Bacon’s Rebellion doesn’t do candidate endorsements — this is a public policy blog, not a political blog. But we do express our preferences for and against proposed constitutional amendments. And it happens that there are two proposed amendments on the ballot this year. The first one reads:

Should a county, city, or town be authorized to provide a partial tax exemption for real property that is subject to recurrent flooding, if flooding resiliency improvements have been made on the property?

And the Bacon’s Rebellion answer is, “No.” As a guiding principle, we oppose special exemptions and carve-outs from taxes. Taxes should be applied consistently across the population. Granting breaks to one group encourages other groups to lobby for special treatment as well. The accumulation of exemptions over time erodes revenues, which forces tax rates higher.

In rare instances the benefits of a tax exemption may be so compelling that the general principle can be ignored. This is not such a case. The idea behind the amendment is to reward property owners for making properties subject to recurrent flooding more resilient. A classic example would be to lift houses onto stilts.

My question is simple: Why would we want to encourage anyone to build or rebuild in a floodprone area, no matter how resilient the construction? There is a much better way to give property owners an incentive to make their buildings more flood resistant — it’s called flood insurance. Government should stop subsidizing flood insurance and make people pay for the risk they’re taking when they build in areas subject to periodic inundation. You’ve made your house more flood-proof? Fine, get a break on your flood insurance rates — not your property tax bill.

Making an individual property more resilient does nothing to make the government infrastructure serving that property more resilient. If anything, local governments should make property owners pay higher property taxes for locating in floodprone areas so they can afford to pay for hardening and repairing the roads, bridges, and utilities that make those areas habitable. Granting tax relief is the diametric opposite of what needs to be done. This proposed constitutional amendment is a fiscal folly that would only compound growing liability in coastal areas.

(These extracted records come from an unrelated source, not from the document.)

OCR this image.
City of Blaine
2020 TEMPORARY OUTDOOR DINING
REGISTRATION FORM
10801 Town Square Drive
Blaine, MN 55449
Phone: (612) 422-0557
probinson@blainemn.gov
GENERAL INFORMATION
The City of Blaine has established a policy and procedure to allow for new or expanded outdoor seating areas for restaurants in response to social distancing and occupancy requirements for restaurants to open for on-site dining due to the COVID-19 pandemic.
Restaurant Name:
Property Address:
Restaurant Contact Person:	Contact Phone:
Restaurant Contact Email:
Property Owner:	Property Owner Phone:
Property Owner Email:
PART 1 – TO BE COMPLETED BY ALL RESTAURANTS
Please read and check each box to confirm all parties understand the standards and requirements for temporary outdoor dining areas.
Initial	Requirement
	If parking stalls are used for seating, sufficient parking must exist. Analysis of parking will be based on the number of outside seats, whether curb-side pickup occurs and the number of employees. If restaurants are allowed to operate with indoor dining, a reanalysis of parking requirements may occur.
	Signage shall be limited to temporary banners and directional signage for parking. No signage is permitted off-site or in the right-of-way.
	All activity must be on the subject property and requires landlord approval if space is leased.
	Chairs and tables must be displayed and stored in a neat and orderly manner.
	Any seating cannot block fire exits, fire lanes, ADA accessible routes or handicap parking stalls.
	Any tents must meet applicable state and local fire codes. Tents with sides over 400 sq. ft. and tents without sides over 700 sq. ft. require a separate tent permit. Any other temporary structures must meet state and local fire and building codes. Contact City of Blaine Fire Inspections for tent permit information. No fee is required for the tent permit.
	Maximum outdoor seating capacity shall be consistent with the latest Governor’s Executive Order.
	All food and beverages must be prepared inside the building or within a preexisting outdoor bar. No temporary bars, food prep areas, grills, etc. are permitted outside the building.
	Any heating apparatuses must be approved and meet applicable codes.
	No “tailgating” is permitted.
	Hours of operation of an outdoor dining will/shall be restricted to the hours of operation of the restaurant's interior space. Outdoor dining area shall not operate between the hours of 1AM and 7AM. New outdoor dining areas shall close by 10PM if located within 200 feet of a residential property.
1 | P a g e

The second amendment reads as follows:

Shall the real property tax exemption for a primary residence that is currently provided to the surviving spouses of veterans who had a one hundred percent service-connected, permanent, and total disability be amended to allow the surviving spouse to move to a different primary residence and still claim the exemption?

This amendment also violates my stricture against tax exemptions and carve-outs. And there is no compelling public benefit that would warrant an exception. So, I see no logical reason for the amendment. But I support it anyway on purely emotional grounds.

I have seen veterans permanently disfigured and disabled from IEDs, and I feel strongly that there is no way our society can fully compensate them — or their families — for their sacrifices on behalf of our country. Granting a property tax exemption to surviving spouses is big gesture affecting a relatively small number of people. There is no moral hazard here. The subsidy won’t encourage soldiers to run off and get hideous war wounds. Women won’t start marrying disabled vets so they can get a tax break after their husbands die. Unlike subsidies for property owners in floodprone areas, we won’t get more of what we don’t want. So, although I harbor strong reservations about the amendment, I’ll still vote for it.